Fletcher had a magnificent showing at the plate, and added a strong pitching performance as well, while his team rolled to five wins in five games to capture the 13U Labor Day Blast championship in Flemington.
The capper to the weekend was a 10-3 victory over the Connecticut Moose in the tournament final on Monday morning.
The Labor Day Blast is the first tournament of the fall season at ‘The Nation,’ and it is also the first in which players ‘age up’ a year in competition. That makes the event a huge and challenging one for the 13U players, who for the first time advance from the smaller size field to the big 60/90 diamond, where they will now play for the rest of their careers.
In the case of the FB Braves, veterans of competing at, the smaller, Fields 2 and 6 at Diamond Nation, with their accompanying 50-foot pitching distances and 70-foot base paths, making the move up to marque Field 1 at the complex was a big deal, but also one they could handle.
There was no better example than Fletcher, who was selected tournament MVP after going 1-for-2 with a RBI single in the final, and 7-for-11 overall on the weekend, with four singles, a double, two triples and 10 RBI, along with seven runs. He was also the starting pitcher in a pool play win over the Moose on Sunday, in which he allowed one hit over three scoreless innings.
“We had one scrimmage on the big field before this,” Fletcher said. “That was it.”
“It was a little challenging, but I liked it,” Fletcher said. “The pitching was a little slower, so when you are hitting you have to wait on it more. Pitching, it’s longer, so you have to reach the plate and throw slower, so you have to expect them to hit. If I was on the smaller field, I’d be throwing different pitches, but on this one, you have to concentrate on throwing strikes.”
Another aspect of the adjustment is how there is much more hitting into gaps and the space between the infielders and outfielders, yet further distances for runners to cover between the bases.
That was clear in the bottom of the second inning of the final, when the FB Braves scored all 10 runs. There were nine hits in the inning, and eight of those were singles.
Fletcher singled in the first run, on a full-count hit that landed in center field, just onto the green beyond second base.
Asher Carney tripled in the second run, and he scored on a single to center by Hunter Marcus.
Chris Steiner singled in the fourth run, and the next two batters – Tyler Ciasullo and Cade Miller – also had RBI hits into the outfield.
After the Moose moved onto their third pitcher of the inning, the other runs scored on a ground out and wild pitches.

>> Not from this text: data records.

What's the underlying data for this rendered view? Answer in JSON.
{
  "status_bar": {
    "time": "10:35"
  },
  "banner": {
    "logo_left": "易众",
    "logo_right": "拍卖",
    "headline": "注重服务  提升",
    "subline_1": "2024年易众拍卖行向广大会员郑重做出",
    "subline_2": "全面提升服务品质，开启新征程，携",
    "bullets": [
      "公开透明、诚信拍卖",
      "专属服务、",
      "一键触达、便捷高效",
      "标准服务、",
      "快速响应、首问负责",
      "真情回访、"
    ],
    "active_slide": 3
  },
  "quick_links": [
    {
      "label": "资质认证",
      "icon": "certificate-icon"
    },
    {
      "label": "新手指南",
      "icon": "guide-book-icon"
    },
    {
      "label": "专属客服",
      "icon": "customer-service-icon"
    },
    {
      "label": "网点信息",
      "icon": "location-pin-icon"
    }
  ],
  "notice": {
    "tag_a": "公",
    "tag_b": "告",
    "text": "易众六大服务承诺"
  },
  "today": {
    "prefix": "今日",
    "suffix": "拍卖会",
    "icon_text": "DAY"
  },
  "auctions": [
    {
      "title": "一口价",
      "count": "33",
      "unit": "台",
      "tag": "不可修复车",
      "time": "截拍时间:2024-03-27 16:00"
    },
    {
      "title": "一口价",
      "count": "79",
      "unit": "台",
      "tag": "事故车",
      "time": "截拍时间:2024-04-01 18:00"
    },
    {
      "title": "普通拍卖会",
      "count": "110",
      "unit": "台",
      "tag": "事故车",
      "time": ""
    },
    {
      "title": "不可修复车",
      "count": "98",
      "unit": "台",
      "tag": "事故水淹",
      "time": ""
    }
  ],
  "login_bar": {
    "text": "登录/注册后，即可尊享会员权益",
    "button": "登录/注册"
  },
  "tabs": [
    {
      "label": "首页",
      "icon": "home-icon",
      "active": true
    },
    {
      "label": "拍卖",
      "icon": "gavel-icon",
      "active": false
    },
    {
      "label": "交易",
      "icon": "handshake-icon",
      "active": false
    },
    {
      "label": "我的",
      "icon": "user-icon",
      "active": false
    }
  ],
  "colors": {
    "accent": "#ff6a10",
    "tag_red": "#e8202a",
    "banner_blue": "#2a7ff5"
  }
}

Ilan Pony was the starting pitcher for the Braves, and he struck out five and walked one over two hitless innings. Carney pitched a hitless third inning, with two strikeouts and a walk.
Cash Fletcher of the FB Braves was named 13U Labor Day Blast MVP.

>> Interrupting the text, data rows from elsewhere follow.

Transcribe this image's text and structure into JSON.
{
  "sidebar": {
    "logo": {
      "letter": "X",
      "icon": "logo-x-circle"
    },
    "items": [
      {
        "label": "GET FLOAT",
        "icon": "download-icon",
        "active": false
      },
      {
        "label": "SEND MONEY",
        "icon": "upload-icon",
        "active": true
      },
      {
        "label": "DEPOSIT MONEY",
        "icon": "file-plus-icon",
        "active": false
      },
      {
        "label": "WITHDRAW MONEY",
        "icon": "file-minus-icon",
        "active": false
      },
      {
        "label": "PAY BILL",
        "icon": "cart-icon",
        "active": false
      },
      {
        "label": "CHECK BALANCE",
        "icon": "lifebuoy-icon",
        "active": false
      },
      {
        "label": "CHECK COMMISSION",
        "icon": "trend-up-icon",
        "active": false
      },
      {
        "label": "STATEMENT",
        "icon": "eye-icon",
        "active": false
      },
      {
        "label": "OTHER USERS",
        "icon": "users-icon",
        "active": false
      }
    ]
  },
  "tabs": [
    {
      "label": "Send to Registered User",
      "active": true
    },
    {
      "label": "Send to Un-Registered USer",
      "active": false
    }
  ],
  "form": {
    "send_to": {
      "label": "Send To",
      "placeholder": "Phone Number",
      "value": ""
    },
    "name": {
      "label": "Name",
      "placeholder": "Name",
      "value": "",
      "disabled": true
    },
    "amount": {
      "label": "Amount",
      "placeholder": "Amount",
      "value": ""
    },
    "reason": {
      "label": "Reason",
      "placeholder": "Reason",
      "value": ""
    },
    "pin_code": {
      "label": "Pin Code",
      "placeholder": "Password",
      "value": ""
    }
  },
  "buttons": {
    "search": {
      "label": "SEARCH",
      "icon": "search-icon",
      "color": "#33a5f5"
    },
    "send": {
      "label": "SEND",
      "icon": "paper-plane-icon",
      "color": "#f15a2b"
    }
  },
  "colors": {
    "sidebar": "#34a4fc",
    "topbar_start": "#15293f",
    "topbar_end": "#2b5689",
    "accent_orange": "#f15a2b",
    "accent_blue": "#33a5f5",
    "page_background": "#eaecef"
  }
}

The FB Braves dipped deeper into the bullpen in the fourth, and the Moose capitalized with a three-run inning that wiped out a chance for an early end via the mercy rule.

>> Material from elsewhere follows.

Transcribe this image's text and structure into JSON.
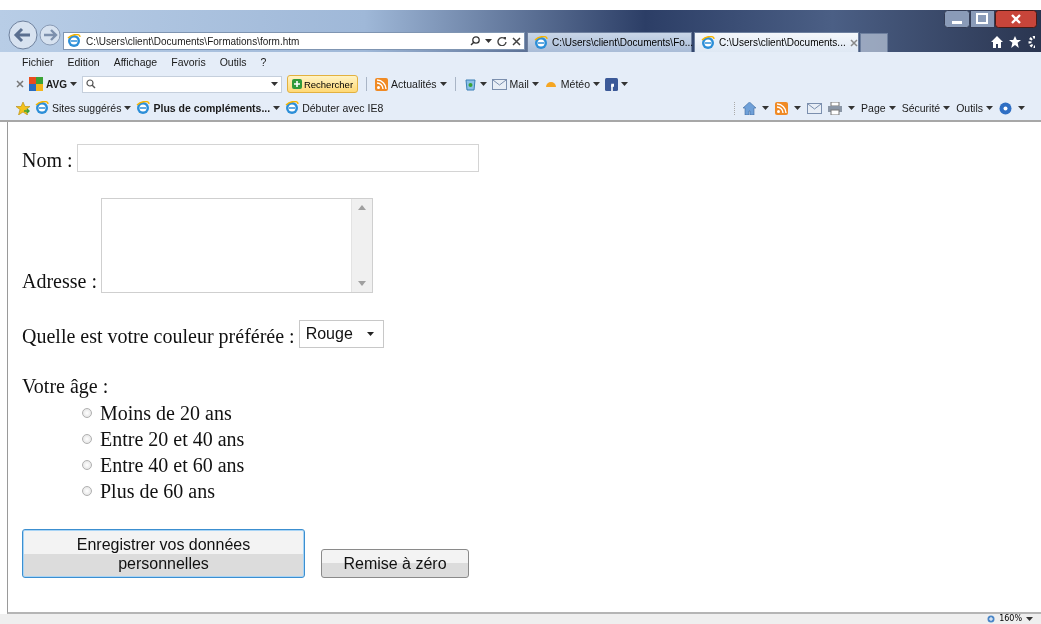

Cole Silverman started that inning by getting the lone hit for the Moose, a single to center field. There were then six walks over the course of the frame, with a double play mixed in, including bases-loaded passes to Mike Wallace, James Robertson and Waylon Hribernik.
The 1:50 play clock expired during the middle of the fifth inning.
Braves coach Dylan Edelstein was very pleased with the team’s 13U debut, which came after a second-place finish at a 53-team tournament in Cooperstown, N.Y. in their 12U finale.
“It was awesome,” he said. “They’re ballers. They’re a great team. The camaraderie is great, and that’s what makes them a special group. We just came off of a very tough loss in Cooperstown, and this was our first legit tournament since, and we had some fire and revenge to get, and we hadn’t practiced on a big field. This was a great start, and you can’t ask for any better than what they showed.”
And the leader during the first big-field weekend, in which the Braves outscored their opponents, 69-10, was Fletcher.
“He’s one of those kids who comes in with no batting gloves, and we call him a Country Boy Swinger, because he comes in and sits and rips, and he’s always hitting, whether it’s fast or slow pitching, and he plays everywhere on the field,” Edelstein said. “He’s very versatile and a very good teammate. He also adjusted to everything this weekend. You can’t ask for anything more. I would like to have a million Cash’s if I could.”